Princeton Engineering researchers have isolated a compound that kills bacteria that can cause incurable infections.


Artist’s rendering of Enterobacter

The compound, called cloacaenodin (chloa-say-nodin), is a short, slip-knotted chain of amino acids known as a lasso peptide, encoded by gut-dwelling bacteria as a defense mechanism.

This peptide works by attacking rival bacteria, and it’s a very potent killer, according to A. James Link, professor of chemical and biological engineering. If harnessed by science, it could be redirected to fight infections that are not treatable by today’s medicines.

When released, the peptide hooks into a target cell’s RNA-producing enzymes and shuts down basic cell functions. It targets an especially fearsome group of pathogens belonging to the genus Enterobacter, which the Center for Disease Control and Prevention (CDC) has identified as a primary driver in an accelerating global crisis - bacterial infections that increasingly do not respond to conventional antibiotics.

“Not only does [this peptide] kill off-the-shelf, historical Enterobacter strains, it also kills Enterobacter strains that actually have come from patients in the hospital and that are drug resistant,” said Link, who published a paper on the findings in ACS Infectious Diseases.

Link’s research group has discovered several peptides in this same class — structured with a ring knotted to a tail that threads back down through the ring, like a lasso in a rodeo trick — that show promising antibacterial properties.

He said cloacaenodin is unique because it can kill clinically relevant drug-resistant strains, making it a promising subject for antibiotic development. The finding also suggests his peptide-mining and synthetic biology techniques could reveal more antimicrobial compounds with strong drug-development potential, an essential step in quelling the growing superbug crisis.

“If it’s made by one Enterobacter species, it’s likely going to kill other species of Enterobacter. So it’s this sort of guilt by association approach,” Link said.

This gives researchers a way to prioritize peptide-mining hits, since peptides that are encoded in strains related to pathogens are more likely to have interesting bioactivity, he said.

“It’s one thing to kill bacteria,” said Drew Carson, a fourth-year PhD student in chemical and biological engineering and the paper’s first author. “It’s another thing to kill bacteria that can actually make people really sick.”

Guilt by association 

While cloacaenodin shows strong antibacterial properties, it’s only the first of many steps to a new treatment. Determining a compound’s safety is difficult and expensive, and moving from initial testing through the regulatory process takes a minimum of 10 years.

CARB-X research chief Erin Jorgensen said that, historically, some peptides have proven toxic to the kidneys, curbing their use in drugs. But peptides with bacterial-selective activity that don’t harm animal cells will likely lack this toxicity, according to Link.

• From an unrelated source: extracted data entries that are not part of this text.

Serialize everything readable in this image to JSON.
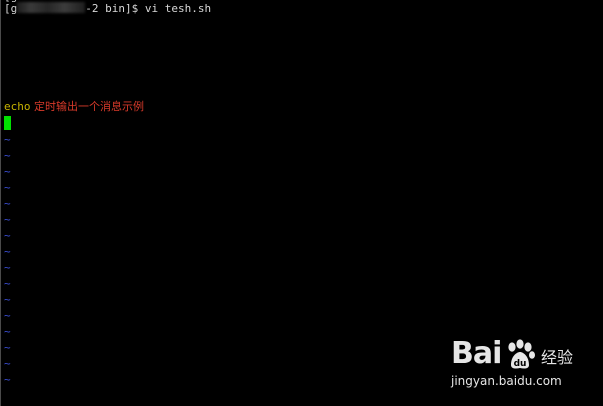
{
  "terminal": {
    "top_cut_line": "[g",
    "prompt": {
      "prefix": "[g",
      "suffix": "-2 bin]$ vi tesh.sh"
    },
    "code": {
      "keyword": "echo",
      "argument": " 定时输出一个消息示例"
    },
    "empty_line_marker": "~",
    "colors": {
      "background": "#000000",
      "prompt_text": "#d8d8d8",
      "keyword": "#c8b400",
      "string": "#d83a2a",
      "cursor": "#00e000",
      "tilde": "#3b4fd8"
    }
  },
  "watermark": {
    "brand": "Bai",
    "brand_icon": "baidu-paw-icon",
    "product": "经验",
    "url": "jingyan.baidu.com"
  }
}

But this new compound shows promising antibacterial properties and the researchers have only just begun to consider what comes next. They plan to start by testing it in animal infection models to confirm that it can clear the infection and that it is safe for animal cells. More broadly, however, this compound’s discovery suggests that Link and his team have developed a peptide-mining toolkit that will turn up many other interesting compounds in the future, and there is no telling where that will lead.

“The way that we find these peptides is by looking at the genome sequence of an organism,” Link said. “If you give us any DNA sequence, we can very rapidly and very accurately figure out if there’s a lasso peptide encoded within it. We also know about certain sequences within lasso peptides that means there’s a good chance that they’re antimicrobial. And that’s how we homed in on this one.”

Link said there are thousands of Enterobacter genome sequences that have been entered into scientific databases, and the lasso peptide his team discovered is found in only a handful. One of those organisms came from a hospital patient who had a lung infection. And because of his guilt-by-association approach to finding the peptide, they knew it would likely kill many related organisms that don’t have the exact same genes.

“We tested it against a dozen or so strains and saw activity,” Link said, referring to antibacterial activity. “But it potentially has activity against several hundred and maybe even thousands of these sequenced isolates of Enterobacter.”

The paper, “Cloacaenodin, an antimicrobial lasso peptide with activity against Enterobacter,” was published in ACS Infectious Diseases.